Contagion (Toxic City, #3)(62)


He looked at the tank. It should have been blasted to atoms and beyond, but it remained whole because of him. “I don't know,” he said.

“How will we ever know?”

Jack contemplated the moment of the explosion. He knew little about the workings of such a device, but he thought there was an initial charge that started the nuclear reaction. Would he hear that first blast? Would it reach his ears and travel to his brain, registering there before he was vaporised? Even with something as unimaginably destructive as this there had to be a moment between living and dead. An instant in time when consciousness ceased and his senses halted. He wondered whether at that instant, he would know what was happening.

Or would there be no knowledge? Would he be ended halfway through a thought or action, a movement or dream? Ceasing to be, like a raindrop touching an ocean.

He wasn't sure which would be best.

Jack was tempted to force the tank open, touch the bomb, start to dismantle it, look inside to see if there was a timer he could find, one which perhaps had been put back hours or minutes by the dream he'd just had. I forced it to unexplode. But he was afraid in case all of his powers could not combat the most subtle of booby traps.

And he was afraid in case he'd only put the timer back by seconds.

Lucy-Anne knew that voice.

“I can't go with you. You think they'll let me through? You think they'll let me live?”

“So what are you going to do?” Sparky asked.

“Haru and I will fade away.”

“What about Emily and—” Jenna said.

“I haven't been her father for a long time.”

“Thank you.” That was another voice, and it took a while for Lucy-Anne to place it. She struggled to open her eyes, and when she did it was difficult to focus in the darkness.

“You're welcome,” Reaper said. “Now…” He did not finish; perhaps because he had no idea what to say.

Lucy-Anne saw him then, Reaper, silhouetted against the floodlights set along the edge of the Exclusion Zone. She couldn't make him out in detail—couldn't see his expression, his eyes—but when he walked away and disappeared into shadows, she thought perhaps his shoulders were curved, weighted down with everything he had done.

Or maybe he was just trying not to be seen.

“Where did he find you?” Sparky asked.

“Hiding in a basement,” Rhali said. “He was calling for me. After I ran I was terrified, I got confused, so I headed west. Heard the shooting and explosions behind me and ran until I was exhausted. And I thought Reaper was going to kill me.”

“Rhali,” Lucy-Anne said.

Rhali knelt beside her and touched her leg, appraising her wounds without wincing away.

“But he came to save me. For Jack, he said. He saved me because I meant something to Jack. So…Jack?” Rhali asked.

Lucy-Anne shook her head.

“Is he…?”

“Dreaming us safe,” Jenna said. “Come on. We'll tell you on the way out.”

They were outside London once again. Beyond the Toxic City. And everyone was on the move.

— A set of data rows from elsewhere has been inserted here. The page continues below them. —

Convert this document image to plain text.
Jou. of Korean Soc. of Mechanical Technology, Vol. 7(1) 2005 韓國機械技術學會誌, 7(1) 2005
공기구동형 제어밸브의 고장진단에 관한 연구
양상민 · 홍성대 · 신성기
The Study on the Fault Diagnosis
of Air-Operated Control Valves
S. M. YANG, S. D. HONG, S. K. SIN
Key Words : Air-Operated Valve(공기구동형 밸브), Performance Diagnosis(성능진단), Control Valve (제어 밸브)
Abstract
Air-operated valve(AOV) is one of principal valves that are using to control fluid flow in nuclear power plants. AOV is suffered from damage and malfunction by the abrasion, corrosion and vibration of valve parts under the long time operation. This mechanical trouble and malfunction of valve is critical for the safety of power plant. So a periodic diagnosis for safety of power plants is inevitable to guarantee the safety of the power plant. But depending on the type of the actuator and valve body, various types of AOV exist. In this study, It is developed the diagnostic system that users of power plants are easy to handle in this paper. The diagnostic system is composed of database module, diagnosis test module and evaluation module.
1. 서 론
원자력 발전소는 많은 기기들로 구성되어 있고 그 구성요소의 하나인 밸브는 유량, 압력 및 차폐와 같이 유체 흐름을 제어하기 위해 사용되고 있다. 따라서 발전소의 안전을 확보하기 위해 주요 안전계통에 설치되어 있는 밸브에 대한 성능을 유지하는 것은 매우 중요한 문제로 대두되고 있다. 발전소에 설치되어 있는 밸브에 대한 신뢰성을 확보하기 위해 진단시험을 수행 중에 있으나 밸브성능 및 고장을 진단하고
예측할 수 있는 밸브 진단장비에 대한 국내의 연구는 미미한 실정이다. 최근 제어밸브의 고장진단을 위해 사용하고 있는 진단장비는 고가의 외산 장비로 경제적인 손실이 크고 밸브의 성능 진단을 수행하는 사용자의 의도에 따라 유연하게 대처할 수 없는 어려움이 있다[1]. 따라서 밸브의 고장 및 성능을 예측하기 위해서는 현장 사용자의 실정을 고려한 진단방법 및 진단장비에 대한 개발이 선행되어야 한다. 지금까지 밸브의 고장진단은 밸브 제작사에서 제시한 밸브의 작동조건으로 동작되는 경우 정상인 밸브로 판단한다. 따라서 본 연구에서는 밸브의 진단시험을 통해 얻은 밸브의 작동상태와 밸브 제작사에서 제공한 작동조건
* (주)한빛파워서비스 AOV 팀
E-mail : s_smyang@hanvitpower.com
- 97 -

Vehicles screamed off into the night—cars, vans, buses, motorbikes, four wheel drives. Heavy lights illuminated the landscape for hundreds of feet in every direction. A score of coaches trundled along a road, two abreast, all of them jammed with passengers. Many more people walked.

They saw a wall of faces. On hoardings surrounding a church—its refurbishment abandoned two years ago—people had started pinning photographs and messages to lost loved ones. Someone had painted ragged letters across the top of the hoarding in an attempt to form some sort of alphabetical order, and many people frantically searched the images or sat at the wall's foot, waiting for a miracle.

“One minute,” Rhali said. “Just one!” She ran to the M section of the wall and started looking. Searching for her own face, or a message from someone she loved. No hope, Lucy-Anne thought. She felt emptied by all that had happened, and any dregs of hope she retained were kept for Jack, and Jack alone. She had none to spare.

But then Rhali froze, reached up, stood on tiptoes. Everything seemed to pause as they saw her touch her own smiling face—happier from years before, fuller—and then pull off a square of paper attached to it.

She returned to them, stunned. “My cousin,” she said. “My cousin Jay has been here. Looking for me. And he left…” She held out the paper, unable to say any more. Lucy-Anne saw some phone numbers, and a big Jay followed by an even larger X as a kiss.

“Whoa,” Sparky said.

“Let's go,” Rhali said, smiling. “He'll be waiting for me to call.”

There were a few groups of people hugging deliriously, seemingly ignorant of the panicked retreat from what was about to happen in the city. Those lucky few who had met those loved ones come to find them. Lucy-Anne wondered what powers these people had, and what those they loved would think of them. How they would integrate back into normal, real life hardly bore thinking about. What would Jay think of Rhali now?

But that was not Lucy-Anne's problem. She had her own to contend with. These terrible injuries. Her dreams.

“What'll we tell Emily?” she asked as they walked.

“We'll tell her how brave her brother is,” Jenna said. “How proud of her he is. Look at what she's done! She's revealed the truth to the world. If it wasn't for her, all these people might well have been shot down as they tried to leave.”